From my old solver, it inherits a SIMD optimized cube model which takes advantage of the AVX2 instruction set introduced with Intel's Haswell microarchitecture. One feat it's capable of is it can compose (multiply) two cube positions in 5 CPU instructions -- an edges-only cube requires only 3 instructions.

On my 32GB i7-7700K (4.20 GHz, 4 core, 8 thread) desktop, using a 22GB pruning table, vcube is able to solve random cube positions at a rate of 6.0 cubes/second. This is an improvement over nxopt (modified to support 1GB huge pages), which I measured at 3.8 cubes/second on the same hardware and data set.

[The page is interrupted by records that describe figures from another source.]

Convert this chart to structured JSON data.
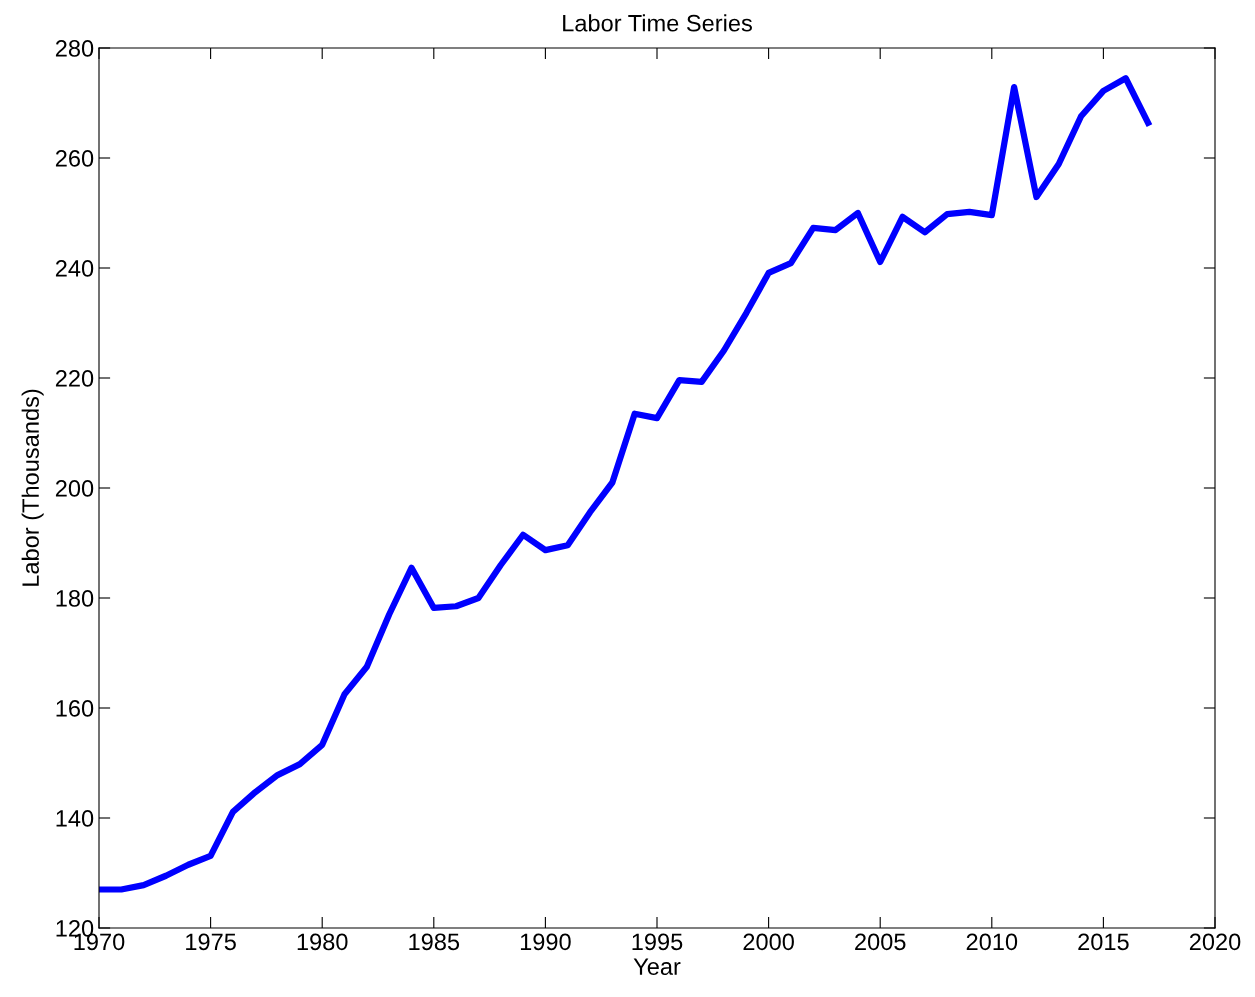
{
  "chart_data": {
    "type": "line",
    "title": "Labor Time Series",
    "xlabel": "Year",
    "ylabel": "Labor (Thousands)",
    "x": [
      1970,
      1971,
      1972,
      1973,
      1974,
      1975,
      1976,
      1977,
      1978,
      1979,
      1980,
      1981,
      1982,
      1983,
      1984,
      1985,
      1986,
      1987,
      1988,
      1989,
      1990,
      1991,
      1992,
      1993,
      1994,
      1995,
      1996,
      1997,
      1998,
      1999,
      2000,
      2001,
      2002,
      2003,
      2004,
      2005,
      2006,
      2007,
      2008,
      2009,
      2010,
      2011,
      2012,
      2013,
      2014,
      2015,
      2016,
      2017
    ],
    "series": [
      {
        "color": "#0000ff",
        "values": [
          127,
          127,
          127.8,
          129.5,
          131.5,
          133.1,
          141.1,
          144.7,
          147.8,
          149.8,
          153.3,
          162.5,
          167.5,
          177,
          185.5,
          178.2,
          178.5,
          180,
          186,
          191.5,
          188.7,
          189.6,
          195.6,
          201,
          213.5,
          212.7,
          219.6,
          219.3,
          225,
          231.8,
          239.1,
          240.9,
          247.3,
          246.9,
          250,
          241.1,
          249.3,
          246.5,
          249.8,
          250.2,
          249.6,
          272.9,
          252.9,
          258.9,
          267.6,
          272.2,
          274.5,
          266.4
        ]
      }
    ],
    "xlim": [
      1970,
      2020
    ],
    "xticks": [
      1970,
      1975,
      1980,
      1985,
      1990,
      1995,
      2000,
      2005,
      2010,
      2015,
      2020
    ],
    "ylim": [
      120,
      280
    ],
    "yticks": [
      120,
      140,
      160,
      180,
      200,
      220,
      240,
      260,
      280
    ],
    "grid": false,
    "legend": false,
    "marker": "none",
    "line_style": "solid"
  }
}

Some additional speed tests, run on Linode virtual servers were:

64GB, E5-2680 v3 @ 2.50 GHz, 16 core virtual server:
- vcube with 32GB pruning table: 6.9 cubes/second
- vcube with 58GB pruning table: 15.1 cubes/second

192GB, E5-2697 v4 @ 2.30GHz, 32 core virtual server:
- vcube with 170GB pruning table: 55.0 cubes/second
- nxopt with 170GB pruning table: 49.2 cubes/second

I also ran a series of tests of the 22GB pruning table on the E5-2697 v4 @ 2.30GHz virtual server at varying concurrency levels, to get an idea of how that hardware scales, and how it compares to my desktop.
- 32 threads: 9.8 cubes/second
- 16 threads: 6.4 cubes/second
- 8 threads: 3.5 cubes/second
- 4 threads: 1.8 cubes/second

The results for my desktop were 6.0 cubes/second at 8 threads, and 3.9 cubes/second at 4 threads. Much of the speed difference can be attributed to the widely differing CPU frequencies. Also, certain tuning I was unable to perform on the virtual servers. If I get the opportunity, it would be interesting to test the larger tables on a physical server.


----------